Às vezes, eu me acho anormal por questionar tanto a minha vida, o que eu faço, a minha família, os valores, até as minhas vitórias (porque acredito no que a frase diz)… Faço isso constantemente porque não consigo fazer de conta que tá tudo 100%, que não sou hipócrita. Todos somos de alguma forma, em algum momento. E eu tento lutar contra a minha hipocrisia todo dia. Não que isso signifique uma vitória diária. Mas, pelo menos, isso faz de mim um pouco menos hipócrita.
Como diz a música, eu não consigo ser alegre o tempo inteiro. Eu não consigo tomar remédio pra não entrar na fossa, eu curto a fossa. Eu não faço festa quando tô morrendo por dentro, como faz a personagem de Wolf. Não faço porque acho que a melancolia, a tristeza fazem parte. Tem gente que não se permite isso, mas pode fazer o que for, a fossa, a melancolia e a tristeza continuam ali. Talvez, ainda piores porque você não consegue elaborá-las.

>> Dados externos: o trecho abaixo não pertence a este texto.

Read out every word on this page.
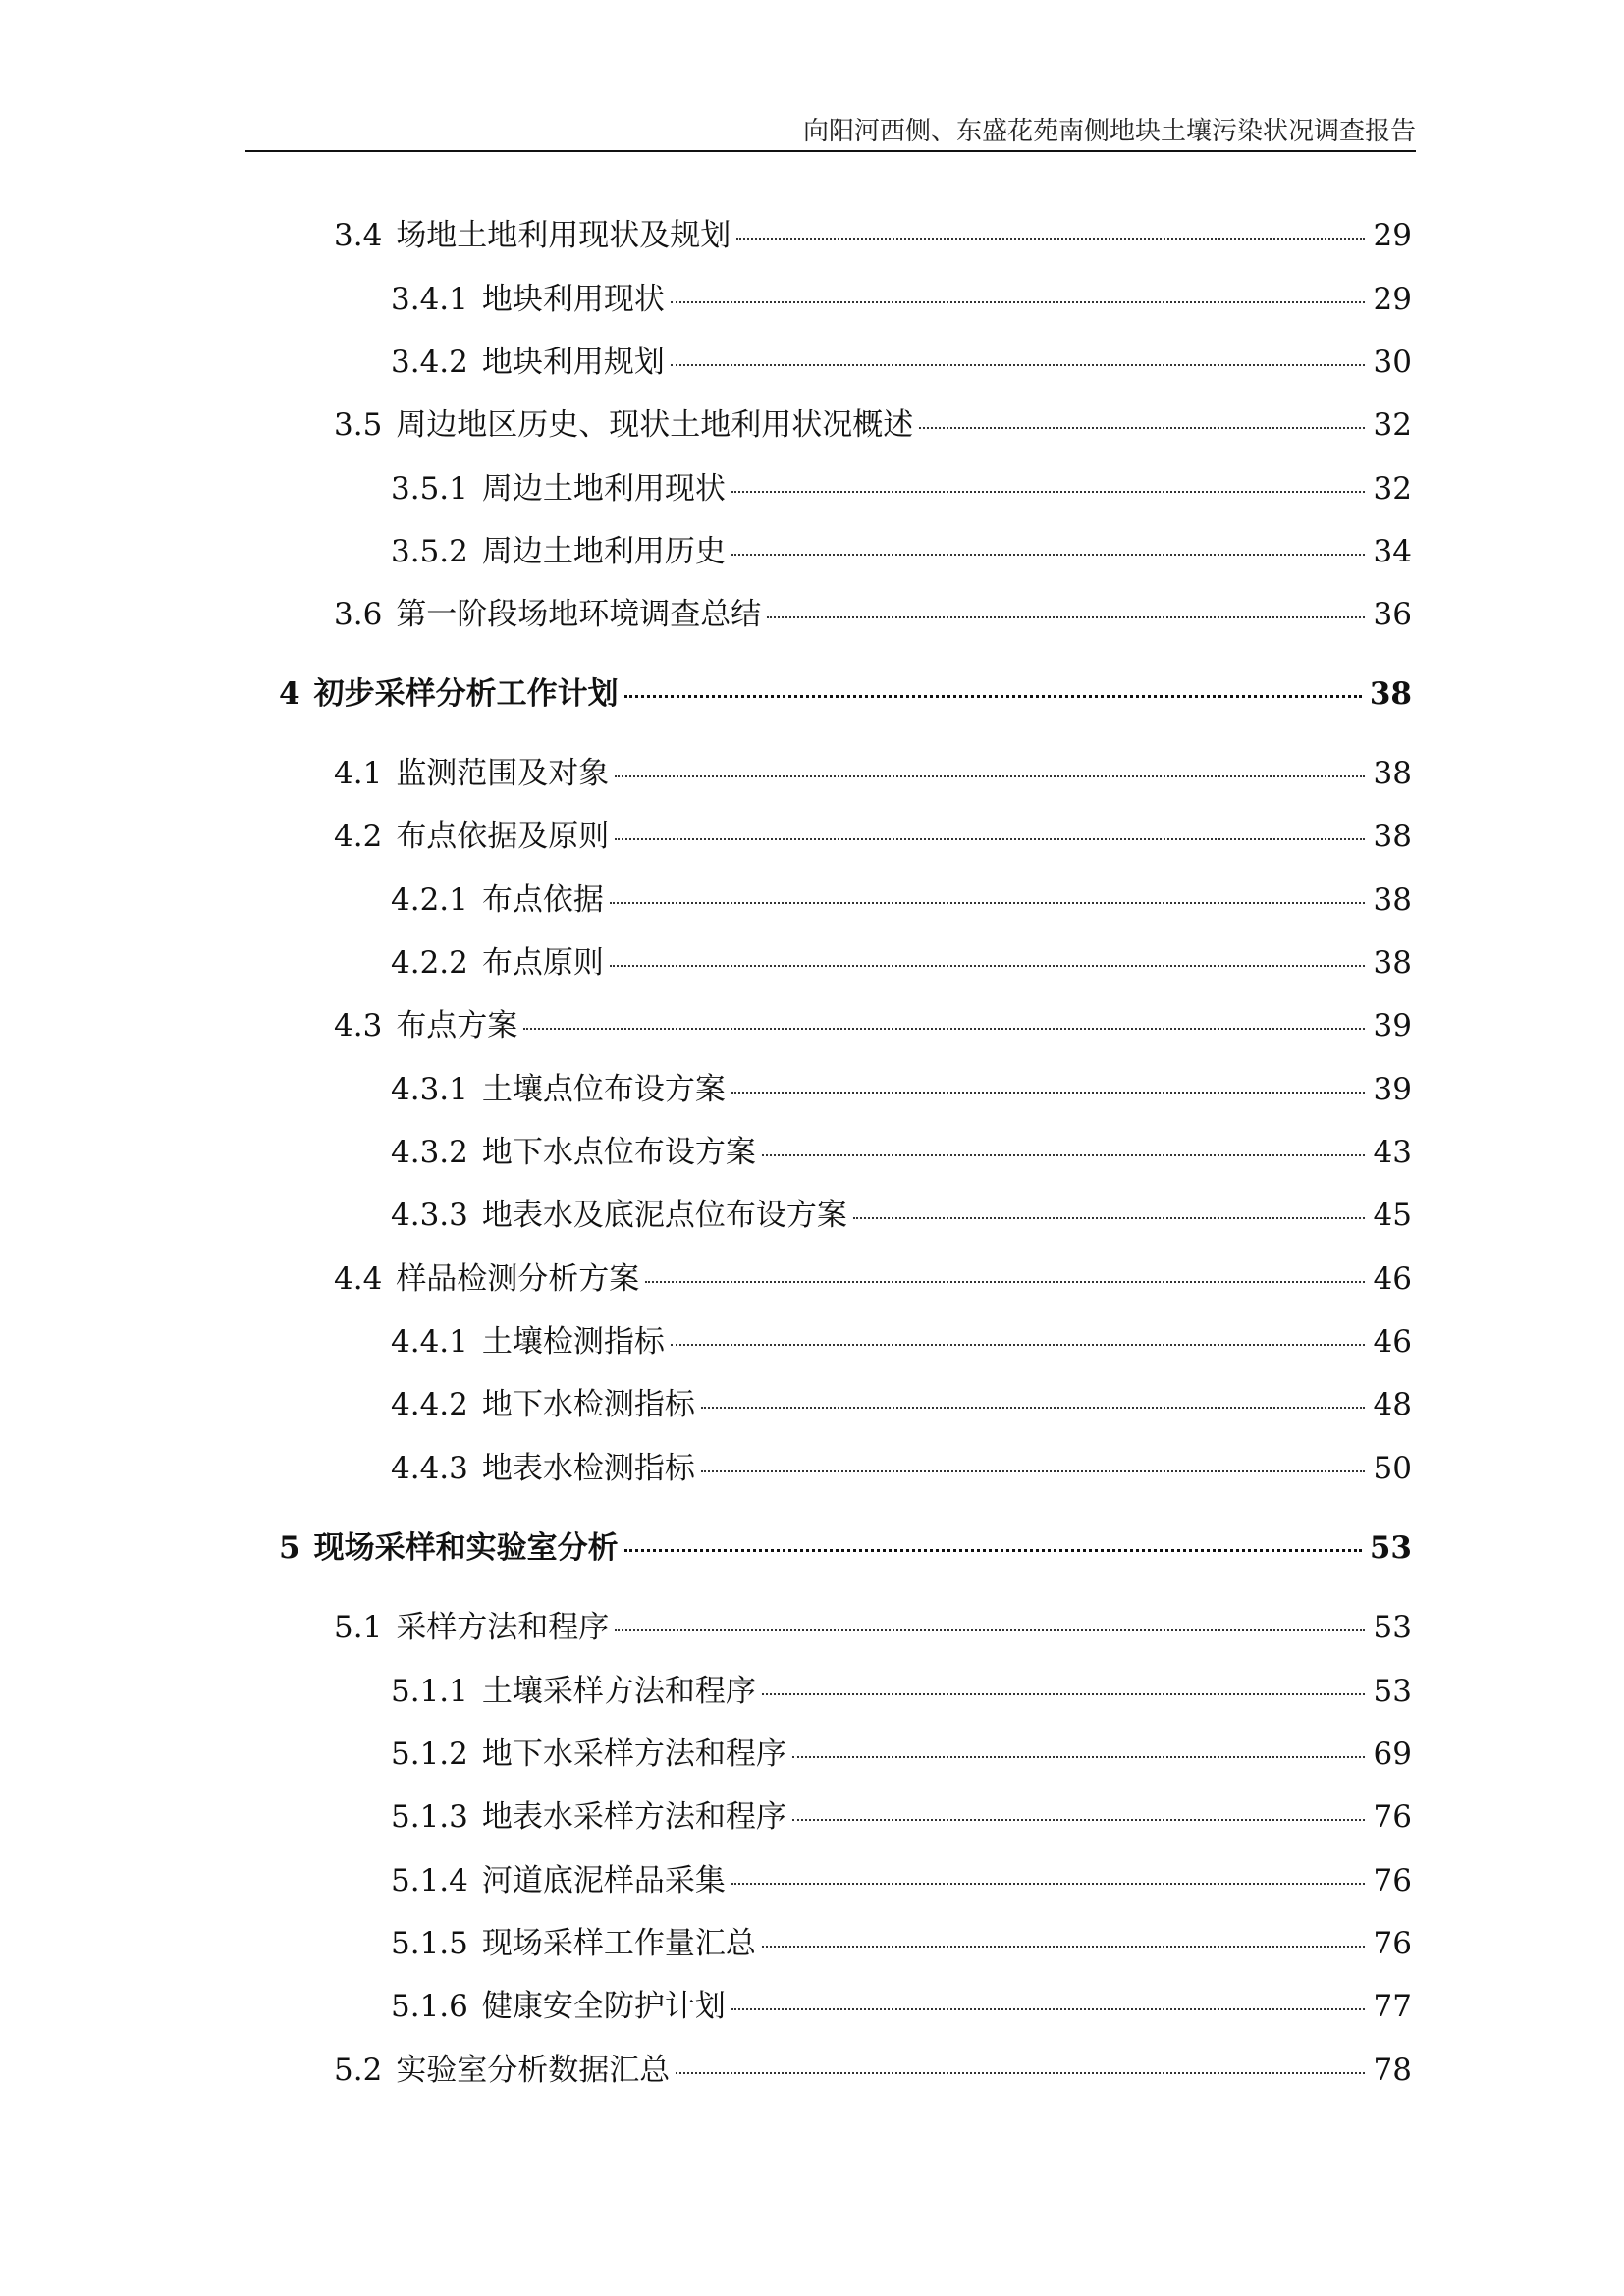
向阳河西侧、东盛花苑南侧地块土壤污染状况调查报告
3.4 场地土地利用现状及规划	29
3.4.1 地块利用现状	29
3.4.2 地块利用规划	30
3.5 周边地区历史、现状土地利用状况概述	32
3.5.1 周边土地利用现状	32
3.5.2 周边土地利用历史	34
3.6 第一阶段场地环境调查总结	36
4 初步采样分析工作计划	38
4.1 监测范围及对象	38
4.2 布点依据及原则	38
4.2.1 布点依据	38
4.2.2 布点原则	38
4.3 布点方案	39
4.3.1 土壤点位布设方案	39
4.3.2 地下水点位布设方案	43
4.3.3 地表水及底泥点位布设方案	45
4.4 样品检测分析方案	46
4.4.1 土壤检测指标	46
4.4.2 地下水检测指标	48
4.4.3 地表水检测指标	50
5 现场采样和实验室分析	53
5.1 采样方法和程序	53
5.1.1 土壤采样方法和程序	53
5.1.2 地下水采样方法和程序	69
5.1.3 地表水采样方法和程序	76
5.1.4 河道底泥样品采集	76
5.1.5 现场采样工作量汇总	76
5.1.6 健康安全防护计划	77
5.2 实验室分析数据汇总	78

A busca pela felicidade não deve ser insana como é. Hoje, eu acredito que a busca pela felicidade está em se conhecer, e essa viagem, certamente, não trará só paisagens bonitas. Nós somos pura contradição, e a contradição tem o rosto desfigurado. O que falta na gente é humildade. Para ver a vida como uma bela dádiva disforme. Para aceitar nossa condição imperfeita. E tentar ser feliz com ela.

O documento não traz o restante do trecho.